Good water conditions are key to the health of the Skunk, as elevated ammonia, nitrites and nitrates are more stressful to this species than other fish. Frequent water changes are important, as well as good filter maintenance. Avoid using aquarium salt in the aquarium, as Skunk Corys are not tolerant of salt.
This is true of most scaleless species.
In nature, this species lives in large schools and does not do well alone. Groups of a half dozen or more are recommended. Skunk Cories are quite peaceful, making them suitable for community aquariums made up of other small to medium sizes peaceful species.
Skunk Cories are omnivorous and will accept a wide range of foods. Because they are primarily a bottom dweller, it is important to include sinking foods in their diet. Live foods, such as bloodworms and brine shrimp are well accepted. If live foods are not available, frozen foods are an acceptable substitution. Sinking pellets are a good staple food for this species.
Corydoras arcuatus is one of the more challenging of the Cory species to spawn. Begin by preparing a breeding tank with a sand bottom and plenty hiding places. Anubis and Java Moss are good plant selections for the breeding tank. Filtration should be robust, as Corys prefer strong currents for spawning. The pH of the water should be close to 7.0, hardness no more than 10 dH and initial water temperature in the range of 72 to 79 F (22-26 C).
Introduce the breeders to the tank, at a ratio of two males per female. Condition the breeders with a variety of live foods, such as brine shrimp, daphnia, mosquito larvae, Tubifex and whiteworms. If live foods are unavailable, frozen foods may be used. Perform a 10 to 15% water chance twice a week to ensure that water quality remains pristine. When performing water changes use water that is two or three degrees cooler than the aquarium water to stimulate breeding.
Females will become noticeably plumper as they fill with eggs, and will begin cleaning possible spawning locations within the tank. Meanwhile, males will also become more active, swimming nervously about the tank. At times they will stop and remain stationary in the water, extending their fins and shaking their entire body. As spawning nears, the males assume a T position in front of the head of the female, grasping her barbels between his pectoral fins and body.
The female cups her pelvic fins to form a basket into which she releases several eggs. It is believed that in this species, the female swallows the sperm and subsequently releases the sperm onto the eggs she is holding. Once fertilized, she places the adhesive eggs on the spots she previously cleaned. It is not unusual for the males to chase the female in an attempt to be chosen to fertilize the next batch of eggs she releases. This process will continue until a hundred or more eggs are laid.
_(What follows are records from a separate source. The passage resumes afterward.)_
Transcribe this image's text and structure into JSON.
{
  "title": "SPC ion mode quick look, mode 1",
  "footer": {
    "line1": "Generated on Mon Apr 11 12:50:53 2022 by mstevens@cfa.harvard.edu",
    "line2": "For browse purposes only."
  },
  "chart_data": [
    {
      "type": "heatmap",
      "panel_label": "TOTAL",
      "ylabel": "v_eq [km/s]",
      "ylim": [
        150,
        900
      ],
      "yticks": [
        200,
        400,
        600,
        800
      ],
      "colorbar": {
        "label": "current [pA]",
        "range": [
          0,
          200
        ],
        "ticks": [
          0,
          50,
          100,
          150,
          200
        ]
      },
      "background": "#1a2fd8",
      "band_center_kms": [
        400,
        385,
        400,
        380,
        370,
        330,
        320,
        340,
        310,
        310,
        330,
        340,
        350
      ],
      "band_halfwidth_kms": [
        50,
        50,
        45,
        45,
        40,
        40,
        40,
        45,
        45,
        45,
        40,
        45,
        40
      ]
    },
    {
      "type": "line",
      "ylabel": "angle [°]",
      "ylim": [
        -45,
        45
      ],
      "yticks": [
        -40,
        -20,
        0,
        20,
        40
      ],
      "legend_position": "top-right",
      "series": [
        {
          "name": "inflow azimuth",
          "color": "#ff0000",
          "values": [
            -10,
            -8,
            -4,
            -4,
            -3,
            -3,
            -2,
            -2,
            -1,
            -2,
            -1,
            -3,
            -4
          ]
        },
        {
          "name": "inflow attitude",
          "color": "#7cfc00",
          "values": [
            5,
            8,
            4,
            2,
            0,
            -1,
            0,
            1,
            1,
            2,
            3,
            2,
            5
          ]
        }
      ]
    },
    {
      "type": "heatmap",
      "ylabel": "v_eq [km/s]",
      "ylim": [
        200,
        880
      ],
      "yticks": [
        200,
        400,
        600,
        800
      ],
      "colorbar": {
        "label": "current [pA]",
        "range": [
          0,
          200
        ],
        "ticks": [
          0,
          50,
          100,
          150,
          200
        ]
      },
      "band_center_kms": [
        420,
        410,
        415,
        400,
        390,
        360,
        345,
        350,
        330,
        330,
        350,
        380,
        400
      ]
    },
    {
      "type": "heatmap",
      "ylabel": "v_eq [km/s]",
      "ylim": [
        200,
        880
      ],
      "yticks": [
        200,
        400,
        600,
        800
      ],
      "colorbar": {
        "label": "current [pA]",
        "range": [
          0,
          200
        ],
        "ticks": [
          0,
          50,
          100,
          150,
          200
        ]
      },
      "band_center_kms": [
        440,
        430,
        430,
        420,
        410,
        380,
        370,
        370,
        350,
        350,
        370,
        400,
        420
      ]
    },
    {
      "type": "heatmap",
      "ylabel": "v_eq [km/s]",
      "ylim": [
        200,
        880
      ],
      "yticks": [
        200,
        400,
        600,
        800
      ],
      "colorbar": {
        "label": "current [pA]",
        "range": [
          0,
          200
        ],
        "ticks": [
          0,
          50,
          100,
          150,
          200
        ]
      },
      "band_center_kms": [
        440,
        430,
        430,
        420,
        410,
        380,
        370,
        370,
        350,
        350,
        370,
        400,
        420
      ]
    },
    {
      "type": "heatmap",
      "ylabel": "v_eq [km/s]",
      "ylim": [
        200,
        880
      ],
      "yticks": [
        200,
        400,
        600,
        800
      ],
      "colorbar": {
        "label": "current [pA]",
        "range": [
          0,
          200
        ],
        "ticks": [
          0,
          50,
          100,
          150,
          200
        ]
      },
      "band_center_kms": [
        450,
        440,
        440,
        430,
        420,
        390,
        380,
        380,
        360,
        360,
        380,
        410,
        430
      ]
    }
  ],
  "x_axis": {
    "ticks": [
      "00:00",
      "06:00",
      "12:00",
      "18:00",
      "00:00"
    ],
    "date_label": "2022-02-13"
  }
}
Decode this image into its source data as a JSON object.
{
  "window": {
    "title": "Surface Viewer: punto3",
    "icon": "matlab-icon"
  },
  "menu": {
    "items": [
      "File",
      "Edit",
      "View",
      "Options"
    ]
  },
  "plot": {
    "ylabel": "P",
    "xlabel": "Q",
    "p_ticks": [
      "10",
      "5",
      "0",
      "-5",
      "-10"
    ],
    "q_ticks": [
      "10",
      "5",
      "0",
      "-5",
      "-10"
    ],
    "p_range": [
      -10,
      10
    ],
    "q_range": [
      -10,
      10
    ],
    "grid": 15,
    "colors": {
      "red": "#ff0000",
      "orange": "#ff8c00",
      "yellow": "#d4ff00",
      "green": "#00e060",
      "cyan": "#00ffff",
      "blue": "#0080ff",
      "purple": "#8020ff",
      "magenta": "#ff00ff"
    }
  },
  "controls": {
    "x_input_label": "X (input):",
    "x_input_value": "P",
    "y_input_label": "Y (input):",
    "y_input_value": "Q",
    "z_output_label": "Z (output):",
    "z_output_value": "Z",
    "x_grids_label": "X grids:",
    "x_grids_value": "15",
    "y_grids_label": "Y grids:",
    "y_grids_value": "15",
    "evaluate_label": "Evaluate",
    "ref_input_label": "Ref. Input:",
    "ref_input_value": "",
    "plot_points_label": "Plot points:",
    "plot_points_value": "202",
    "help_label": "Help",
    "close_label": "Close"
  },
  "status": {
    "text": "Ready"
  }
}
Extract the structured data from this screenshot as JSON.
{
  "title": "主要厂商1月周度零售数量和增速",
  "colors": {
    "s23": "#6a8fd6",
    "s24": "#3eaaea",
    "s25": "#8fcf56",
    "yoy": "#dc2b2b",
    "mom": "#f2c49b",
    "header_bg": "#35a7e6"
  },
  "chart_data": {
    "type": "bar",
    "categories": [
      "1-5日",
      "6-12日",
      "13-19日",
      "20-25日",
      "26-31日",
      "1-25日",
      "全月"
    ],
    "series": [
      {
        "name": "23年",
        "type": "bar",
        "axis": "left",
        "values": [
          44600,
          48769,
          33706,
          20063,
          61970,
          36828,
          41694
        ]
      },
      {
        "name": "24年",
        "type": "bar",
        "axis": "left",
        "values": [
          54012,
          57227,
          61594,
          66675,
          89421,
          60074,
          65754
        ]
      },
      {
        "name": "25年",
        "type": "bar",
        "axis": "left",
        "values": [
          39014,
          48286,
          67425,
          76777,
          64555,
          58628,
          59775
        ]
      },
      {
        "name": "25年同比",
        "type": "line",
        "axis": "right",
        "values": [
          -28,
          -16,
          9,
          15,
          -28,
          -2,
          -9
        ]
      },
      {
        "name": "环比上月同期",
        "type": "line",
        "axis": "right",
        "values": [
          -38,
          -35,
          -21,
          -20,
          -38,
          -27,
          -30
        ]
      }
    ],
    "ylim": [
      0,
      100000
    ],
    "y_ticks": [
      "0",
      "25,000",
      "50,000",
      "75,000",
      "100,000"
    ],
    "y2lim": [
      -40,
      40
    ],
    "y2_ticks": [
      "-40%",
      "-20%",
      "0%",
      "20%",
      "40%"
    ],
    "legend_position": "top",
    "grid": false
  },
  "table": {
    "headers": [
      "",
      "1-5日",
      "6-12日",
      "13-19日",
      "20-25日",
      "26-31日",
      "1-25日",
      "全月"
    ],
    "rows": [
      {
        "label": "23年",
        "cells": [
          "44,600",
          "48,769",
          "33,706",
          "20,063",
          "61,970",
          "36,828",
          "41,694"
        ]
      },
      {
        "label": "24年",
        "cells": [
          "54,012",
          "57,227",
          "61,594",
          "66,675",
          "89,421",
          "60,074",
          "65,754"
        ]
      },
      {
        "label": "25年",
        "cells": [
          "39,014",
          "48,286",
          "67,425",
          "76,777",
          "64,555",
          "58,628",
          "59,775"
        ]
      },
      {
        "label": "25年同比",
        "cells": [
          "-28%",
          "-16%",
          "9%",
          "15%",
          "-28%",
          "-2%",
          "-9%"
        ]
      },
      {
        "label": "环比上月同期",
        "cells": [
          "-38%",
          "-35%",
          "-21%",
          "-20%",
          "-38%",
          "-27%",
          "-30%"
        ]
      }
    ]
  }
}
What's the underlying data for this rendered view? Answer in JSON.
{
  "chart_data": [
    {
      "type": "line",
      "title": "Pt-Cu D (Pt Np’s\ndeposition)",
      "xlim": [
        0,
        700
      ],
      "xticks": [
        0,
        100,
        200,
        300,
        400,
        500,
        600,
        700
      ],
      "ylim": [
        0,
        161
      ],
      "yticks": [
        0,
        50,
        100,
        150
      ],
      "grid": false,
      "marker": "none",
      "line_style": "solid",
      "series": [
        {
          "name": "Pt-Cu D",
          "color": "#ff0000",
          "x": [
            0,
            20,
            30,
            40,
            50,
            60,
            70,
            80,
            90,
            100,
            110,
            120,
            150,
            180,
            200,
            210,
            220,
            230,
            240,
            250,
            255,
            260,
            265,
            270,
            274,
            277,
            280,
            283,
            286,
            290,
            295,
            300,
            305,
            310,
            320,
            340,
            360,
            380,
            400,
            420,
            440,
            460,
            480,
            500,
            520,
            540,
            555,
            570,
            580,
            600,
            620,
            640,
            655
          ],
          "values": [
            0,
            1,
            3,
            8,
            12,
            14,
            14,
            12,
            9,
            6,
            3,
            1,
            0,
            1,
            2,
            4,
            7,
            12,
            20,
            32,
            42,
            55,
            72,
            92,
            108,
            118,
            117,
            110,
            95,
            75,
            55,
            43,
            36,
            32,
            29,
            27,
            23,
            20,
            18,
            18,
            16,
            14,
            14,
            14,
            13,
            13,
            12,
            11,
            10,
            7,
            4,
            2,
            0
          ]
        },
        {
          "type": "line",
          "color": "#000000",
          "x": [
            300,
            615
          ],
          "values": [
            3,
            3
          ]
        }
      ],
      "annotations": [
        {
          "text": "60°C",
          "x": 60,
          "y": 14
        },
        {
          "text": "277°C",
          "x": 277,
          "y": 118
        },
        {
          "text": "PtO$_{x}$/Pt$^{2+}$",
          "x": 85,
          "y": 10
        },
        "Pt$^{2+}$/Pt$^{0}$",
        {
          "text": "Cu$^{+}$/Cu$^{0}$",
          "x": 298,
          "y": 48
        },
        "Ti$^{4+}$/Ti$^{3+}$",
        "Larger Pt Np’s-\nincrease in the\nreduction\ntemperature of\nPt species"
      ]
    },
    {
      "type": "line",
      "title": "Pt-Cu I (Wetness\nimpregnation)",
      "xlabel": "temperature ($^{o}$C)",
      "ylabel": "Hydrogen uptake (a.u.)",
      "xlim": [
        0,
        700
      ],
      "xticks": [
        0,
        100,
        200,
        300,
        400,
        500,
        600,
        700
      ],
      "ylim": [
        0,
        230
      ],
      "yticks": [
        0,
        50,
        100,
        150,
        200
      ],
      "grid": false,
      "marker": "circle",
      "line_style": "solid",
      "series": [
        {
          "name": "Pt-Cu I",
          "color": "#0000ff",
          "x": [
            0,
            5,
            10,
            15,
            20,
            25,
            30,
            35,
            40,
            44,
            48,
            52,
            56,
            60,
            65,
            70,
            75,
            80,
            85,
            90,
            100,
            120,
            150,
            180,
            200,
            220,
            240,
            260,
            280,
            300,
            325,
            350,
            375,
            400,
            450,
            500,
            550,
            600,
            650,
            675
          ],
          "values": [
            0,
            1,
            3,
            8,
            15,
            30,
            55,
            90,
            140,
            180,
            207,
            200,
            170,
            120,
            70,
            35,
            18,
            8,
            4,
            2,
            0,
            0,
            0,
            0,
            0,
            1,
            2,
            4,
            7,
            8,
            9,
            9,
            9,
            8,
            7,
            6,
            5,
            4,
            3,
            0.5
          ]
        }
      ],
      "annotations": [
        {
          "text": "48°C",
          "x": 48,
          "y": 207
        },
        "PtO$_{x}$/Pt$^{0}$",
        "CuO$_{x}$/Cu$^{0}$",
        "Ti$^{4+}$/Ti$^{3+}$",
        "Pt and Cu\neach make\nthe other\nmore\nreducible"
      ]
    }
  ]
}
At this point, the parents should be removed from the breeding tank, as they will consume the eggs once spawning is complete. Another option is to move the eggs to a rearing tank. Place a few drops of methylene blue in the egg tank to prevent the formation of fungus. Some breeders have found that Cherry Shrimp are an excellent means to remove fungus from eggs. They will eat the fungal spores and any diseased eggs, but will leave healthy eggs unharmed. It is important that the tank is well oxygenated, using a sponge or box filter so that fry are not sucked into the filter intake.
In three to five days the eggs will hatch and will subsist on their egg yolk sack for several days. After that, they will need to be fed freshly hatched brine shrimp. microworms, or commercially prepared fry powders. Frequent water changes are important to maintain good water quality. Many losses at the fry stage are due to improper water conditions.